To send us a pull request, please:
- Fork the repository.
- Modify the source; please focus on the specific change you are contributing. If you also reformat all the code, it will be hard for us to focus on your change.
- Ensure local tests pass.
- Commit to your fork using clear commit messages.
- Send us a pull request, answering any default questions in the pull request interface.
- Pay attention to any automated CI failures reported in the pull request, and stay involved in the conversation.
GitHub provides additional document on forking a repository and creating a pull request.
Finding contributions to work on
Looking at the existing issues is a great way to find something to contribute on. As our projects, by default, use the default GitHub issue labels (enhancement/bug/duplicate/help wanted/invalid/question/wontfix), looking at any ‘help wanted’ issues is a great place to start.
Code of Conduct
This project has adopted the Amazon Open Source Code of Conduct. For more information see the Code of Conduct FAQ or contact opensource-codeofconduct@amazon.com with any additional questions or comments.

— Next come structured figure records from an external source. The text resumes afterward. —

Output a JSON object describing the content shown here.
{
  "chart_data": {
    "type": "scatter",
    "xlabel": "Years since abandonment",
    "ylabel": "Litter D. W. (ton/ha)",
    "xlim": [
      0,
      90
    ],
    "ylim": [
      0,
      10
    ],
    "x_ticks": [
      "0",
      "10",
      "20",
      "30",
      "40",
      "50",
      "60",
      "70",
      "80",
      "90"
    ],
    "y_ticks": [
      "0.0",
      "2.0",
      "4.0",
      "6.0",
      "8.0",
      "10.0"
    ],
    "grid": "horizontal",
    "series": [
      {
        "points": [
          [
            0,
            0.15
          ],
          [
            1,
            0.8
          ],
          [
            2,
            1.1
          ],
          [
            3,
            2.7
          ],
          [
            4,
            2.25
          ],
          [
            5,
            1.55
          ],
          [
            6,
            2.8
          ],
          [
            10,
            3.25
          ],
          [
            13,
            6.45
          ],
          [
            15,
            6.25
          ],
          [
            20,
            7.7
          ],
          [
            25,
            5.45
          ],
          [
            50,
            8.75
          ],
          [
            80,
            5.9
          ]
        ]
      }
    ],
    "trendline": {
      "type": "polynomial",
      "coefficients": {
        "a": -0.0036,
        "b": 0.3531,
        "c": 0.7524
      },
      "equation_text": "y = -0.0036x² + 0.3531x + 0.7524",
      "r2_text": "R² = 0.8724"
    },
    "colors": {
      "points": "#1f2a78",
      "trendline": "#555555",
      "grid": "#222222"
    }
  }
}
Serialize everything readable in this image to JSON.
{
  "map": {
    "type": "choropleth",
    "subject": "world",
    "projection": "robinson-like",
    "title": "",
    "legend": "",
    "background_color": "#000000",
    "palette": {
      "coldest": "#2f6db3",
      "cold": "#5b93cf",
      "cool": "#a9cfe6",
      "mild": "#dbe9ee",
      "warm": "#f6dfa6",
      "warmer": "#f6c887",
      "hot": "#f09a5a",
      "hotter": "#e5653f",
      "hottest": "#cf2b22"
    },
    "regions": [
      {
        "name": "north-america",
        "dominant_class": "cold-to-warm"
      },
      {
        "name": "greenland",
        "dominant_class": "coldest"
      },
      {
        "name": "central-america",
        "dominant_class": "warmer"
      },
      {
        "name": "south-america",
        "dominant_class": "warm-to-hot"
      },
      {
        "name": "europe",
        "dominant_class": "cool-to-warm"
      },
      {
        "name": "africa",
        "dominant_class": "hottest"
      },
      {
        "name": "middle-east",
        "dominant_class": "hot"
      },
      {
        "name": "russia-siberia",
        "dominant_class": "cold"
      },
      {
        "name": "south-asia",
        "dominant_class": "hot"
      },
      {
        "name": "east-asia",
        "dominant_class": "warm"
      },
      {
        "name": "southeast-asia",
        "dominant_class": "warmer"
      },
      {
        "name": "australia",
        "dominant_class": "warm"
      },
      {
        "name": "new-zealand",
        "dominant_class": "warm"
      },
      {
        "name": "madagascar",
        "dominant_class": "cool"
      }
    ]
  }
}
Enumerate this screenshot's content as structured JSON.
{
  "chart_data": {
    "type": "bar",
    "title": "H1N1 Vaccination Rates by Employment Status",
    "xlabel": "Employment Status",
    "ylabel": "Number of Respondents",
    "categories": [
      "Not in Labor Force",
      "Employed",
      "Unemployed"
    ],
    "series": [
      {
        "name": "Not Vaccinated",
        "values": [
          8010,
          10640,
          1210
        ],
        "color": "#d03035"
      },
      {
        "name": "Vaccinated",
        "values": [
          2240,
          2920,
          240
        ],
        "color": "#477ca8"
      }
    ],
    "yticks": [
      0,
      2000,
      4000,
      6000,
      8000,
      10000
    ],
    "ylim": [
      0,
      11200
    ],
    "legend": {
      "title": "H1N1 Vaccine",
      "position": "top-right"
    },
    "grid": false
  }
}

Security issue notifications
If you discover a potential security issue in this project we ask that you notify AWS/Amazon Security via our vulnerability reporting page. Please do not create a public github issue.
Licensing
See the LICENSE file for our project’s licensing. We will ask you to confirm the licensing of your contribution.
We may ask you to sign a Contributor License Agreement (CLA) for larger changes.